The first inspiration for this project came from my love for the digital double exposure technique, a methodology which I had used extensively in my Doublevision series of photographs. Through layering multiple images, a new composition could be formed with aesthetic value far greater than the mere sum of its parts. This layering approach allowed for a kind of visual non-sequitur: several unrelated contexts squashed together in a way which made one question how they might be related, forcing the mind into an apophenic mode.
In particular I found the aesthetic effect of this technique was greatest when the two images were blended by taking the difference of their respective pixels’ color values, as this operation best preserved the individual details of the two, and further, resulted in a tendency to invert colors throughout the image, leading to wild psychedelic hues which nonetheless were complementary.
The images in the Doublevision series were composed manually through a tedious process of experimentation. Trying to discover which photos paired well together was a time consuming process, and moreover once a pair was settled on those images were never paired with any other photos again. This got me thinking about the possibility of composing images aleatorically with a program, such that pairing would be left to chance.
Another trend which eventually contributed to the Hypercollage system was an illustration technique which emerged throughout 2020 in many of my drawings. This technique involved the subdivision of the frame into many small sections, with each section then being filled in with a small scene, character, or abstract pattern.
At the same time I had begun experimentation with mixing in collage elements to these illustrations. This was mostly done by cutting specific sections out and then attaching interesting textural elements beneath these new holes.
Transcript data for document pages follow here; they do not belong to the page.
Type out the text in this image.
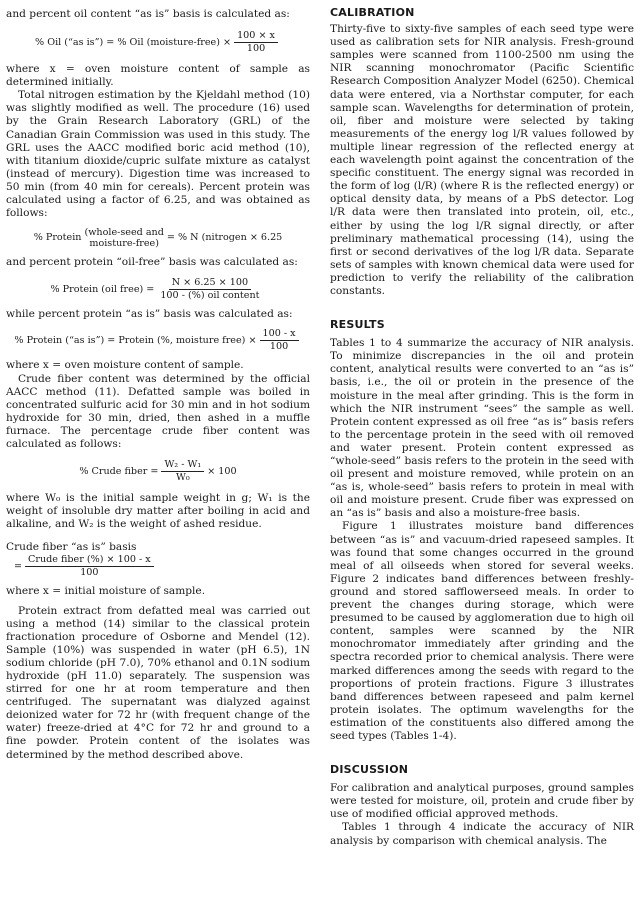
and percent oil content “as is” basis is calculated as:

% Oil (“as is”) = % Oil (moisture-free) × $\frac{100 \times x}{100}$

where x = oven moisture content of sample as determined initially.

Total nitrogen estimation by the Kjeldahl method (10) was slightly modified as well. The procedure (16) used by the Grain Research Laboratory (GRL) of the Canadian Grain Commission was used in this study. The GRL uses the AACC modified boric acid method (10), with titanium dioxide/cupric sulfate mixture as catalyst (instead of mercury). Digestion time was increased to 50 min (from 40 min for cereals). Percent protein was calculated using a factor of 6.25, and was obtained as follows:

% Protein (whole-seed and
moisture-free)
= % N (nitrogen × 6.25

and percent protein “oil-free” basis was calculated as:

% Protein (oil free) = $\frac{N \times 6.25 \times 100}{\text{100 - (\%) oil content}}$

while percent protein “as is” basis was calculated as:

% Protein (“as is”) = Protein (%, moisture free) × $\frac{100 - x}{100}$

where x = oven moisture content of sample.

Crude fiber content was determined by the official AACC method (11). Defatted sample was boiled in concentrated sulfuric acid for 30 min and in hot sodium hydroxide for 30 min, dried, then ashed in a muffle furnace. The percentage crude fiber content was calculated as follows:

% Crude fiber = $\frac{\text{W₂ - W₁}}{\text{W₀}} \times 100$

where W₀ is the initial sample weight in g; W₁ is the weight of insoluble dry matter after boiling in acid and alkaline, and W₂ is the weight of ashed residue.

Crude fiber “as is” basis

= $\frac{\text{Crude fiber (\%) × 100 - x}}{100}$

where x = initial moisture of sample.

Protein extract from defatted meal was carried out using a method (14) similar to the classical protein fractionation procedure of Osborne and Mendel (12). Sample (10%) was suspended in water (pH 6.5), 1N sodium chloride (pH 7.0), 70% ethanol and 0.1N sodium hydroxide (pH 11.0) separately. The suspension was stirred for one hr at room temperature and then centrifuged. The supernatant was dialyzed against deionized water for 72 hr (with frequent change of the water) freeze-dried at 4°C for 72 hr and ground to a fine powder. Protein content of the isolates was determined by the method described above.

CALIBRATION

Thirty-five to sixty-five samples of each seed type were used as calibration sets for NIR analysis. Fresh-ground samples were scanned from 1100-2500 nm using the NIR scanning monochromator (Pacific Scientific Research Composition Analyzer Model (6250). Chemical data were entered, via a Northstar computer, for each sample scan. Wavelengths for determination of protein, oil, fiber and moisture were selected by taking measurements of the energy log l/R values followed by multiple linear regression of the reflected energy at each wavelength point against the concentration of the specific constituent. The energy signal was recorded in the form of log (l/R) (where R is the reflected energy) or optical density data, by means of a PbS detector. Log l/R data were then translated into protein, oil, etc., either by using the log l/R signal directly, or after preliminary mathematical processing (14), using the first or second derivatives of the log l/R data. Separate sets of samples with known chemical data were used for prediction to verify the reliability of the calibration constants.

RESULTS

Tables 1 to 4 summarize the accuracy of NIR analysis. To minimize discrepancies in the oil and protein content, analytical results were converted to an “as is” basis, i.e., the oil or protein in the presence of the moisture in the meal after grinding. This is the form in which the NIR instrument “sees” the sample as well. Protein content expressed as oil free “as is” basis refers to the percentage protein in the seed with oil removed and water present. Protein content expressed as “whole-seed” basis refers to the protein in the seed with oil present and moisture removed, while protein on an “as is, whole-seed” basis refers to protein in meal with oil and moisture present. Crude fiber was expressed on an “as is” basis and also a moisture-free basis.

Figure 1 illustrates moisture band differences between “as is” and vacuum-dried rapeseed samples. It was found that some changes occurred in the ground meal of all oilseeds when stored for several weeks. Figure 2 indicates band differences between freshly-ground and stored safflowerseed meals. In order to prevent the changes during storage, which were presumed to be caused by agglomeration due to high oil content, samples were scanned by the NIR monochromator immediately after grinding and the spectra recorded prior to chemical analysis. There were marked differences among the seeds with regard to the proportions of protein fractions. Figure 3 illustrates band differences between rapeseed and palm kernel protein isolates. The optimum wavelengths for the estimation of the constituents also differed among the seed types (Tables 1-4).

DISCUSSION

For calibration and analytical purposes, ground samples were tested for moisture, oil, protein and crude fiber by use of modified official approved methods.

Tables 1 through 4 indicate the accuracy of NIR analysis by comparison with chemical analysis. The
The modular nature of this sectional approach seemed to me a perfect candidate for applying a combinatorial generative approach. Each section could be cut out digitally and then added or subtracted to a composition as indicated by an algorithm. Thus the idea of the Hypercollage was born, though as can be seen from the various Hypercollages created thus far, many specifics regarding both the physical and virtual parts of the process were refined as I began to explore the medium.